The commissioning of Building Tomorrow’s 15th primary-level academy started just like any other. Dignitaries offered welcomes as future students organized themselves and kicked things off with a medley of traditional Buganda songs. The line-up of speakers barely fit on one page, the January sun made its presence felt and a feast for the masses was prepared by a legion of women who not only fed hundreds, but even found time to offer a dance themselves. Par for the course.
Time came for Muganga, the Chairman of Mabaale’s building committee, to speak. Before construction begins, Building Tomorrow organizes a building committee to assist with the mobilization of community labor, involvement and resources to bring each school to this day of celebration.
“You have saved our children from studying under a tree, and we cannot extend enough thanks for the good work that has been done here,” the Chairman began.
“Thank you to the community members who have entrusted me with this position and for all the members who have worked so hard to build this magnificent place. School for our children has long been held on land of the Church of Uganda, on the community’s behalf, so they would have the shade of a tree. So you can see that it was humbling, as a Muslim, to be entrusted to lead this endeavor and it is joyous that people of all faiths have come together to prove how much more we can achieve when we work together.”

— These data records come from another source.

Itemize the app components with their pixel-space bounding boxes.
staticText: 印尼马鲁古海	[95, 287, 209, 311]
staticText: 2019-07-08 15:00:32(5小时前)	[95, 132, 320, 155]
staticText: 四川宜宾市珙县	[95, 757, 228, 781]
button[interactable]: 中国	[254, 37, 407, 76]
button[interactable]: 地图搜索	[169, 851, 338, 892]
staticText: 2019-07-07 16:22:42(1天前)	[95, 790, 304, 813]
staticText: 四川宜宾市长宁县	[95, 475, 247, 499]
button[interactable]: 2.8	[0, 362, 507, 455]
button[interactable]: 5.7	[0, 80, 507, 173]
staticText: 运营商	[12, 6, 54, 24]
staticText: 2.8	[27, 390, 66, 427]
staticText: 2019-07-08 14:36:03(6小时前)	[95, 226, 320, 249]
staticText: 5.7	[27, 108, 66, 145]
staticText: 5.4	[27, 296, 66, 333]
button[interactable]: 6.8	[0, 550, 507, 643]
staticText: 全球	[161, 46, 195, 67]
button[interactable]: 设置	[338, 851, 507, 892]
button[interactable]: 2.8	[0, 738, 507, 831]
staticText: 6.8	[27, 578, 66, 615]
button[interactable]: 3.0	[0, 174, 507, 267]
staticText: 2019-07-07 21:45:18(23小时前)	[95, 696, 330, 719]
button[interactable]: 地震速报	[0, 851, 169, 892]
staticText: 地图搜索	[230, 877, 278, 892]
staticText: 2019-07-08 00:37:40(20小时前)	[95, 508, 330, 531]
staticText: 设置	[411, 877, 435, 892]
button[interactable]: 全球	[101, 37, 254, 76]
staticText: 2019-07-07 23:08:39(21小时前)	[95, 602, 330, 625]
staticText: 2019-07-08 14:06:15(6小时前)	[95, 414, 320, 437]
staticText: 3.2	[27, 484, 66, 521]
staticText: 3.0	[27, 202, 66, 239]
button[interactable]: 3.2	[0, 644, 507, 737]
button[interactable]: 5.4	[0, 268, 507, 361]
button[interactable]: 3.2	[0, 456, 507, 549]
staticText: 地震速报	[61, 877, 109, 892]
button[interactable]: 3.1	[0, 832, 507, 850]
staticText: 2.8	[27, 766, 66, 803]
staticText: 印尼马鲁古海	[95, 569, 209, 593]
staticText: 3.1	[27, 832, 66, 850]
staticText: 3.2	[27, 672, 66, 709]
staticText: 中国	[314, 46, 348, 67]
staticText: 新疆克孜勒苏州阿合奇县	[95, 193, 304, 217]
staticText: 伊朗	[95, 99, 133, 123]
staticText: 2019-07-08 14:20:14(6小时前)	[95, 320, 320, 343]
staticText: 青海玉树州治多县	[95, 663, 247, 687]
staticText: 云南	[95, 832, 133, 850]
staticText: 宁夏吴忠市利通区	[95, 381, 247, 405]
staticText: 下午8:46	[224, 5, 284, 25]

Five days later, as an energetic throng of children taught a small group of Building Tomorrow volunteers how to play the Ugandan version of Duck, Duck, Goose, more than a hundred adults packed the future P3 classroom. Joseph Kaliisa, Building Tomorrow’s Country Director, decided to hold a marathon parent’s meeting and my occasional peeks into the classroom tipped my curiosity. Mothers made impassioned speeches, fathers raised their hands and Joseph’s grin grew wider by the comment.
At its conclusion, I peered through the window and asked Joseph if the meeting was productive. Without answering, he turned away and asked the crowd, in the local language, to raise their hands if they’d made a commitment-anything from food to labor-in support of the new school in which they were gathered.
Every hand shot up.
Later that afternoon as our small team of visitors rode away, Joseph shared with us how the community couldn’t be more eager for class to begin. Grandmothers pledged to help make lunch, mothers talked of sewing uniforms and fathers of landscaping the school’s grounds before each term. There was a palpable variety of excitement in the air-the kind that lends credence to a tagline now prominent on our Website: “we’re not just building schools anymore.”
Truth be told, we’ve never just built schools. No, we’ve been lighting tiny sparks that spur the transformation of a community and it’s reality of what is possible for itself and the next generation. That’s exactly what happened at Mabaale just days ago, and that’s what Building Tomorrow will continue to do in 2014 and beyond.